26 Şubat 2010 Cuma

Hayat Devam Ediyor

Fotoğraflar Avrupa'dan elendiğimiz geceye ait gibi durmuyor elbette. Ancak dün gece sahadaki mücadele, tribünlerdeki destek ve Emre Belözoğlu içimizdeki burukluğu bir nebzede olsa hafifletti. Zaten hedefi "ligte üç yıl şampiyon olmak" olarak açıklayanların dün geceki sonuçtan dolayı üzülmeye de pek hakları yok.Sakatlıklar ve cezalılar nedeniyle "bu neden oynadı yada oynamadı" diyemeyeceğimiz bir kadro ile maça başladı Fenerbahçe. 4 stoperden oluşan savunma (Önder, Bekir, Bilica, Deniz) belkide Fenerbahçe tarihinin en uzun boylu geri dörtlüsüydü dün gece. Ancak yenen golün bir duran topta kafa ile atılmış olması akıllara "Devede de boy var ama kervanı eşşek çeker" atasözünü getirdi. Orta sahanın solunda sol bek Vederson sağında ise sağ bek Gökhan Gönül'ün oynaması neden kanatlardan gelemediğimizin izahıdır aslında. Gecenin en iyisi Emre Belözoğlu'nun bir sayılmayan, bir direkten dönen ve bir de attığı golü sadece oyununun süsüydü. Asıl izleyenleri mest eden 70. dakikaya kadar süren enerjisi, oyunun her iki yönünün de nasıl oynanacağına dair sergilediği resitaldi. Türkiye'nin en iyi ön liberosu olduğunu daha öncede belirttiğim Emre, bu oyununu 90 dakikaya yayabildiği gün tekrar Avrupa yolu gözükür demek abartı olmayacaktır.
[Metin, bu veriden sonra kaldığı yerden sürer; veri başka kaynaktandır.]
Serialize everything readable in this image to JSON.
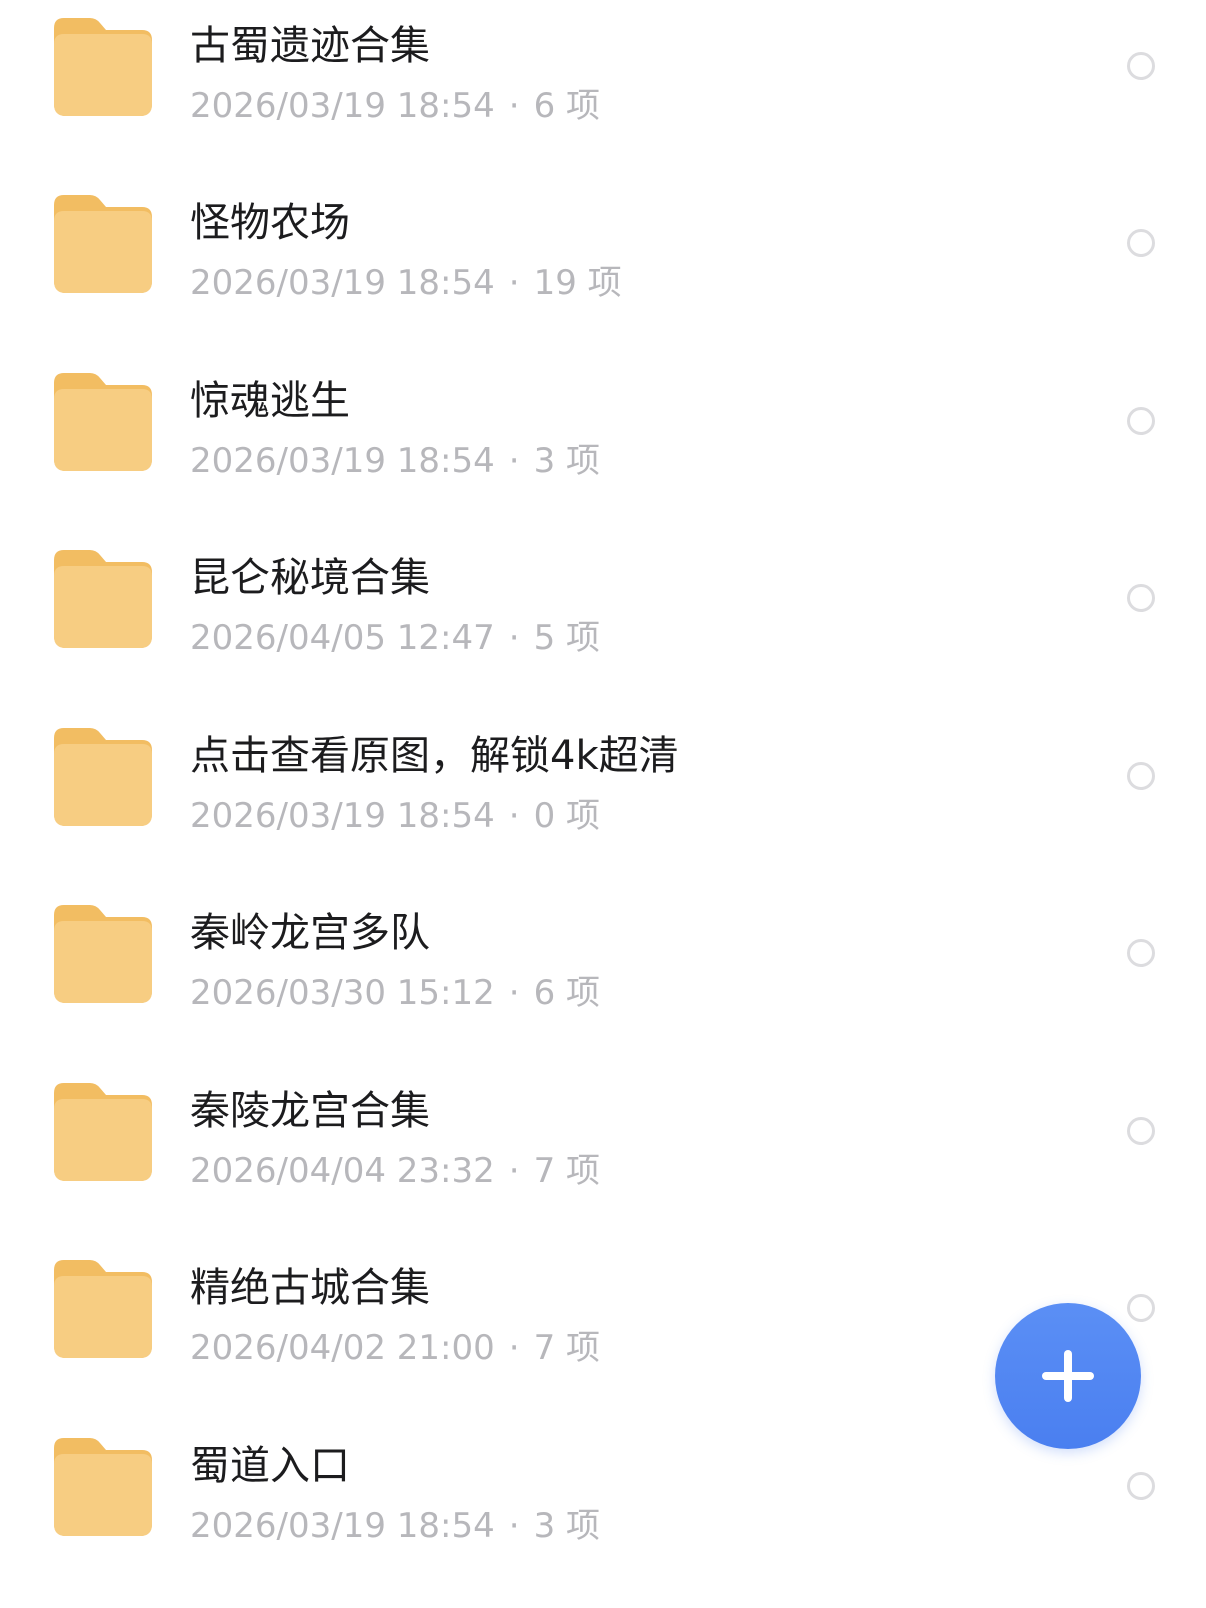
{
  "folders": [
    {
      "name": "古蜀遗迹合集",
      "date": "2026/03/19 18:54",
      "count": "6 项"
    },
    {
      "name": "怪物农场",
      "date": "2026/03/19 18:54",
      "count": "19 项"
    },
    {
      "name": "惊魂逃生",
      "date": "2026/03/19 18:54",
      "count": "3 项"
    },
    {
      "name": "昆仑秘境合集",
      "date": "2026/04/05 12:47",
      "count": "5 项"
    },
    {
      "name": "点击查看原图，解锁4k超清",
      "date": "2026/03/19 18:54",
      "count": "0 项"
    },
    {
      "name": "秦岭龙宫多队",
      "date": "2026/03/30 15:12",
      "count": "6 项"
    },
    {
      "name": "秦陵龙宫合集",
      "date": "2026/04/04 23:32",
      "count": "7 项"
    },
    {
      "name": "精绝古城合集",
      "date": "2026/04/02 21:00",
      "count": "7 项"
    },
    {
      "name": "蜀道入口",
      "date": "2026/03/19 18:54",
      "count": "3 项"
    }
  ],
  "separator": "·",
  "icons": {
    "folder": "folder-icon",
    "select": "radio-circle",
    "fab": "plus-icon"
  },
  "colors": {
    "folder_top": "#F8D18A",
    "folder_bottom": "#F2BE63",
    "fab": "#4F83F2",
    "meta_text": "#B7B7BB"
  }
}
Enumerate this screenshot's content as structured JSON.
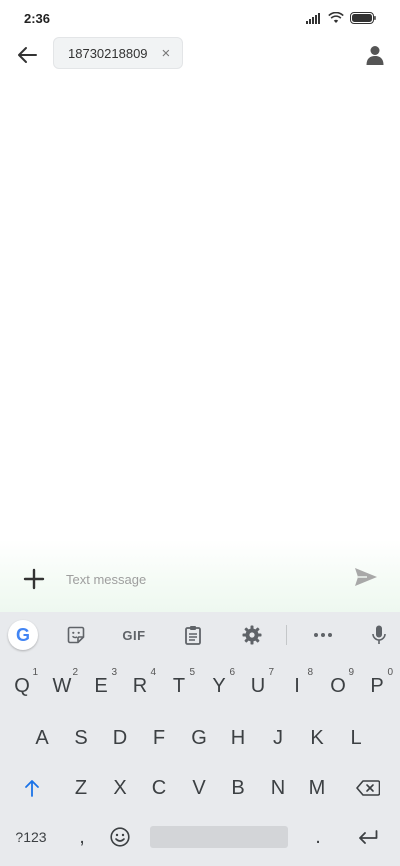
{
  "status_bar": {
    "time": "2:36"
  },
  "header": {
    "recipient": "18730218809",
    "chip_close": "×"
  },
  "compose": {
    "placeholder": "Text message"
  },
  "keyboard": {
    "toolbar": {
      "google": "G",
      "gif": "GIF"
    },
    "row1": [
      "Q",
      "W",
      "E",
      "R",
      "T",
      "Y",
      "U",
      "I",
      "O",
      "P"
    ],
    "row1_hints": [
      "1",
      "2",
      "3",
      "4",
      "5",
      "6",
      "7",
      "8",
      "9",
      "0"
    ],
    "row2": [
      "A",
      "S",
      "D",
      "F",
      "G",
      "H",
      "J",
      "K",
      "L"
    ],
    "row3": [
      "Z",
      "X",
      "C",
      "V",
      "B",
      "N",
      "M"
    ],
    "symbols_key": "?123",
    "comma_key": ",",
    "period_key": "."
  }
}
Maçın kader anı 44. dakikada Güiza'nın nefis pasını kafa ile ağlara gönderemeyen Alex'in pozisyonuydu. Bu pozisyonda roller değişmiş (pası Alex vuruşu Güiza yapmış) olsaydı taraftar Güiza'yı oyundan çıkarken yine alkışlarmıydı acaba. Herkes ikinci yarının tamamında Fenerbahçe'nin geriye çok fazla yaslanmasından şikayetçiydi. Maçın başından beri önce yememek olarak belirlenen taktik, ilk golün bulunmasından sonra soyunma odasında farklı bir şekil almamış olsa da Daum'un oyuncularından bu kadar çok geriye yaslanmalarını istediğini sanmıyorum. Kaldı ki Lille gibi hızlı kanat ve hücum oyuncularına karşı oyunu önde kabul etmek küvetin içinde saçlarımızı fön makinasıyla kurutmak gibi birşey olurdu. Doğru olanı yaptı Fenerbahçe. Turu geçecek skoru yakaladıktan sonra oyunu kontrol altında tutmak hatta soğutmak adınaydı çabası. Ancak yenecek bir golün tüm hesapları altüst edeceğini bilmeleri rahat pas yapmalarını engelleyecek stresi yarattı üzerlerinde. Böyle olunca da o küvetin içinden çıkmaya çalışırken 85. dakikada ayağı kayıp kafasını küvete tosladı. Turu geçebilir miydik? Kesinlikle geçebilirdik ama futbol böyle bir oyun işte. Oturup Fransa'da kaçırdığımız gollere yada dün gecekilere dövünmek bugün için artık çok manalı durmuyor. Beterin beteri olduğunu bu maçtan önce Ali Sami Yen'de oynanan maçta görünce insan haline şükrediyor. Çünkü kendi hatalarına rağmen turun, 6 tane hakemin bariz penaltıyı görmemesinden dolayı kaybedilmesi, 5 dakika daha dayanamayıp golü yiyerek elenmekten çok daha fazla yıkıcı duruyor. "Artık önümüzdeki maçlara bakacağız" klişesinin cuk diye oturduğu bir maç oldu. Avrupa'ya veda eden Fenerbahçe için hedefler lig şampiyonluğu ve yıllardır alınamayan Türkiye Kupası olarak kaldı. Daha konsantre olup daha az maç trafiği ile bu hedefleri yakalamak takımın bu mücadele gücü ile uzak görünmüyor. Önlerindeki iki engelden biri sakatlıklar diğeri ise futbolun aslında akılla oynandığını unutmalarıdır.